I raise a brow at her with undisguised disdain. “Babe, you expect me to say ‘are, too?’ You’re well on your way to finding my hand across your pretty ass at this point even if you stay put.”
She opens her mouth as if to say something, then closes it abruptly, sighs, and walks away back toward the shelter. I follow behind her and give her ass a good hard smack anyway, for good measure.
“Cy!”
She rubs her butt adorably and glares at me. I wrap an arm around her shoulders and walk her back into the shelter.
“Harper, you’re brilliant, baby. I know you’re onto something. But I also know we can’t get so eager we don’t think straight.”

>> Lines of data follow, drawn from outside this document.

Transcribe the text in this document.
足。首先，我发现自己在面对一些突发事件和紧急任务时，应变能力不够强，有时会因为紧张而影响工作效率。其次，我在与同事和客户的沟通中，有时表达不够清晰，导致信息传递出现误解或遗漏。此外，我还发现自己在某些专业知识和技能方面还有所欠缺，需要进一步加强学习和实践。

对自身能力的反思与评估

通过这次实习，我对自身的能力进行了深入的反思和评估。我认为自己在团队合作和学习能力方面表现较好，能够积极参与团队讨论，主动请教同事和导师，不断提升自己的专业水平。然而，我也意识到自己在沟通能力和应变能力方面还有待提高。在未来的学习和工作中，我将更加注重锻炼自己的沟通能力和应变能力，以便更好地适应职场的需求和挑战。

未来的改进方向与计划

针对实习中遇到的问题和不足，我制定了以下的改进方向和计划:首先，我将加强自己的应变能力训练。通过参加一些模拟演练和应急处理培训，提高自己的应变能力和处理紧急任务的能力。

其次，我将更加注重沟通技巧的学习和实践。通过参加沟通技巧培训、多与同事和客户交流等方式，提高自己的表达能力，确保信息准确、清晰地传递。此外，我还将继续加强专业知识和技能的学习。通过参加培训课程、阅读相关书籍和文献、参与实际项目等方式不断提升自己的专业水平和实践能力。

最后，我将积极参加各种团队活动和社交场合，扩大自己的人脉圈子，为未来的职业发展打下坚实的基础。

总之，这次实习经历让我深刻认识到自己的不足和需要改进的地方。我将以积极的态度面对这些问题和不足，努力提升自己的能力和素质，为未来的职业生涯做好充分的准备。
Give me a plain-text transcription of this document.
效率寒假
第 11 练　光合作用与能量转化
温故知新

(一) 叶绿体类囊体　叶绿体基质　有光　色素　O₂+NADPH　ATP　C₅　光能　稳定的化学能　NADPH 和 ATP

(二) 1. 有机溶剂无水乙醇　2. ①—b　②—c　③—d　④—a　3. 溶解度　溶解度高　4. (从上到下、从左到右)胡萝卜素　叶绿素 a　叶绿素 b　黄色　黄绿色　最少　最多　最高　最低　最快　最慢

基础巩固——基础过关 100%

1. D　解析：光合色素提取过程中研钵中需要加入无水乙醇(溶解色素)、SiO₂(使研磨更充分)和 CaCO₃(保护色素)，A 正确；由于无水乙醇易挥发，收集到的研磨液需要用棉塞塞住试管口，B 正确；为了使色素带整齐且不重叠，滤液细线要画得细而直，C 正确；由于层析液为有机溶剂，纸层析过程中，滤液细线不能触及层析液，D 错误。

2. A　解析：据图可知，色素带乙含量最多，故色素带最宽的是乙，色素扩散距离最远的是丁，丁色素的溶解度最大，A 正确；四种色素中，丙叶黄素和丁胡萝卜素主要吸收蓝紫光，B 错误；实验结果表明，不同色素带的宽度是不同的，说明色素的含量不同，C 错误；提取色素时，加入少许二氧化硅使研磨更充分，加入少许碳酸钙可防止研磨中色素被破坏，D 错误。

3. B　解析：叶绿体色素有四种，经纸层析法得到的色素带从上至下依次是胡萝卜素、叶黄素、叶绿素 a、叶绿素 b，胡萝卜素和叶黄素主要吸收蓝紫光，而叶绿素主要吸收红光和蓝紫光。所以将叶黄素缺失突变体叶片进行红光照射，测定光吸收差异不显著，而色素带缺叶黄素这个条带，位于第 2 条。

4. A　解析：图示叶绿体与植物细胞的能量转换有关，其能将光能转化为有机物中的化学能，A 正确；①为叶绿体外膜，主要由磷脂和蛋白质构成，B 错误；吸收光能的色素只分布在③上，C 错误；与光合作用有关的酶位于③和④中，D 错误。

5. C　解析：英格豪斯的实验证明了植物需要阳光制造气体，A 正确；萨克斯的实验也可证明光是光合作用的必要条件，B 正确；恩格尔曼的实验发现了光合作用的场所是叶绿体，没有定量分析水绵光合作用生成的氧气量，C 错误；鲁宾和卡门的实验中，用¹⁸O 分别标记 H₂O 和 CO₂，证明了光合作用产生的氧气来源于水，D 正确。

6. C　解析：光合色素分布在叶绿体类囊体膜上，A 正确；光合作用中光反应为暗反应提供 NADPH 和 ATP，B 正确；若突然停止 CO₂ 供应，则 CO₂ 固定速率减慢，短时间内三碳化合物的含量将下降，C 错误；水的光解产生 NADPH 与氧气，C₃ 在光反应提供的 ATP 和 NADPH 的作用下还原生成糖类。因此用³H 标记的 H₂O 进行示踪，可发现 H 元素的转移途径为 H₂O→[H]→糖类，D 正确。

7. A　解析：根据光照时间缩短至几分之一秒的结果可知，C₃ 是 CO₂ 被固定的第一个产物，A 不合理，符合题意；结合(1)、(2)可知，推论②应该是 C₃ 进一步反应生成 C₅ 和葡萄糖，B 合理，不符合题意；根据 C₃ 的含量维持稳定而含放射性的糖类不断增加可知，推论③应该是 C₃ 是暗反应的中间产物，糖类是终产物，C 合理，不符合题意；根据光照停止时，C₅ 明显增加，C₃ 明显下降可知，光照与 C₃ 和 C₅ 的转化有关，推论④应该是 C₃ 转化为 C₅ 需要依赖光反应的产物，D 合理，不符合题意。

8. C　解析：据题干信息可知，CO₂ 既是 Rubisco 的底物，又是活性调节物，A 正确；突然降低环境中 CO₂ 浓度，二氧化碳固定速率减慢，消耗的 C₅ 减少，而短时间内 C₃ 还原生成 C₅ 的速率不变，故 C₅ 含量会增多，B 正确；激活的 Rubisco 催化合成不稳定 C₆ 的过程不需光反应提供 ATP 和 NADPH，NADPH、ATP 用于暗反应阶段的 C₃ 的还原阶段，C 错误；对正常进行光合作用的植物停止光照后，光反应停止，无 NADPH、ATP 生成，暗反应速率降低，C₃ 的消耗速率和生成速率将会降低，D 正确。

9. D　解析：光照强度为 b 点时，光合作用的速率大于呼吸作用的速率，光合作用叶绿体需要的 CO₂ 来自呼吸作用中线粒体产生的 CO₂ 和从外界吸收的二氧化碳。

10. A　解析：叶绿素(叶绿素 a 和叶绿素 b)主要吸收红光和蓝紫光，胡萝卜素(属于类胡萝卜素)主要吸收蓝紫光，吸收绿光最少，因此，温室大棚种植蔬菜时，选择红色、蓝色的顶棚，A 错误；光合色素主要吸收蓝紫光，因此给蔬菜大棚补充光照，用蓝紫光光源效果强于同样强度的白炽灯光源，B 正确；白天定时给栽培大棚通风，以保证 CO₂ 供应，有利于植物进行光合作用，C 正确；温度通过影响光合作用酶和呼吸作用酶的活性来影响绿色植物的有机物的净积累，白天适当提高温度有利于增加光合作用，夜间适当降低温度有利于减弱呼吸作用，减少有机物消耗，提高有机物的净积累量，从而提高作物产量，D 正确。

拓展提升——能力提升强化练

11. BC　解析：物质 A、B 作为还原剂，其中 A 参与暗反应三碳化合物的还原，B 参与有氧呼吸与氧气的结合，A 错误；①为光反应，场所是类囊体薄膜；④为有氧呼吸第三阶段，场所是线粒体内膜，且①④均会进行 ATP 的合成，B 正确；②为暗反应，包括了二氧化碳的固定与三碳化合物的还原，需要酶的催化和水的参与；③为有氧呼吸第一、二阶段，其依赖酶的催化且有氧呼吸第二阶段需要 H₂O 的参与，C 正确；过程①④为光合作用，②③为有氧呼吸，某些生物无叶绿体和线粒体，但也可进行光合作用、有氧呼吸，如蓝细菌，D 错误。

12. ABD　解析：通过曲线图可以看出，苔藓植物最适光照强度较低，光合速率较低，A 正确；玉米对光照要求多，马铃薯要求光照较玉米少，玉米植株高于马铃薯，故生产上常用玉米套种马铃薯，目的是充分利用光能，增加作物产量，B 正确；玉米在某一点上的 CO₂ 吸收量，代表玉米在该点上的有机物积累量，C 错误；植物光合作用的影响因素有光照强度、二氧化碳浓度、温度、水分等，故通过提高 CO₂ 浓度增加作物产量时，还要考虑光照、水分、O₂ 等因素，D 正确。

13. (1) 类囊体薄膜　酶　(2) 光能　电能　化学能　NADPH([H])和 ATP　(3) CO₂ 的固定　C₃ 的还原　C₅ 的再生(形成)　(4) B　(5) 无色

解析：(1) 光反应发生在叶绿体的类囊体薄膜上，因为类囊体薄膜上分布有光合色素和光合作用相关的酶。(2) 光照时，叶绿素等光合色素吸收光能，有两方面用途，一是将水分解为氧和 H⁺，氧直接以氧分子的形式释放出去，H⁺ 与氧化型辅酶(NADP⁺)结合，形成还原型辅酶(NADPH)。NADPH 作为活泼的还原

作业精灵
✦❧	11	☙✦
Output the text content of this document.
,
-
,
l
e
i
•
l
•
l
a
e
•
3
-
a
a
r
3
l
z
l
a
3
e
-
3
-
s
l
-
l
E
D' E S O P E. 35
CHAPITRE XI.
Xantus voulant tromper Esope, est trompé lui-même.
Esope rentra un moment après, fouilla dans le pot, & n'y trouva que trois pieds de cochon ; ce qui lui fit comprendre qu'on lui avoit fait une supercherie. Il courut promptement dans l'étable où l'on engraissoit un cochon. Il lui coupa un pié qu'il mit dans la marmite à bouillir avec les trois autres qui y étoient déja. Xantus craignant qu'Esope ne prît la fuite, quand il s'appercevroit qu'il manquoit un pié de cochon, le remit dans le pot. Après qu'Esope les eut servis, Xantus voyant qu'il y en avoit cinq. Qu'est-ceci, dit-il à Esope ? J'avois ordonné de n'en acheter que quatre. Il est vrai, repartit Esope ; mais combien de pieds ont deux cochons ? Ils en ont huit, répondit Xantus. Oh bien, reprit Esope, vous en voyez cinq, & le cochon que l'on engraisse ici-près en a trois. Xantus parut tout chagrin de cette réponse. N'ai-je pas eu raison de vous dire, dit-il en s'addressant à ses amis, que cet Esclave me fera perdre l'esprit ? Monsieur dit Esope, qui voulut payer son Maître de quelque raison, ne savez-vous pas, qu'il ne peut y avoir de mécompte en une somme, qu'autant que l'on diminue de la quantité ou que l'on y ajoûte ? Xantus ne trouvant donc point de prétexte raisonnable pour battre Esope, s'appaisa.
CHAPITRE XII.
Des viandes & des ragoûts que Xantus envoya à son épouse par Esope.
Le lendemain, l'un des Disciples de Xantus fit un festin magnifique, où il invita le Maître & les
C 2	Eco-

Sighing, she nods. “You’re right, I know it. I mean, it’s almost dark out already. But Cy...” Her voice wavers a little, and it knifes straight to my heart.
I squeeze her again. “Yeah, baby?”
“What if… what if we find the camera and we don’t get off the island? Like… what if they’re not connected to anything anymore? What if… we find the cameras, and they just give up on us?”
I shake my head. “I pulled that thing apart, and I’ve seen this type before in the Navy. They’re wireless, somehow connected to a WiFi signal. Big bucks to last this long.”
She clenches her fists. “WiFi? And here we are, connected to no one. Completely torn away from—” She closes her eyes and clamps her lips together, then shakes her head. I know what the helplessness feels like. It isn’t pretty. But we’ve faced it so many times now, it’s getting easier to overcome.
“Listen, Harper. It’s not gonna happen, babe,” I tell her. “We find that last camera, and they have no more reason to watch us. They’ll come. You’ll see.” It makes logical sense to me, but I know I sound more optimistic than I feel. When you’re left helpless for so long with no autonomy, a sort of desperation becomes the norm.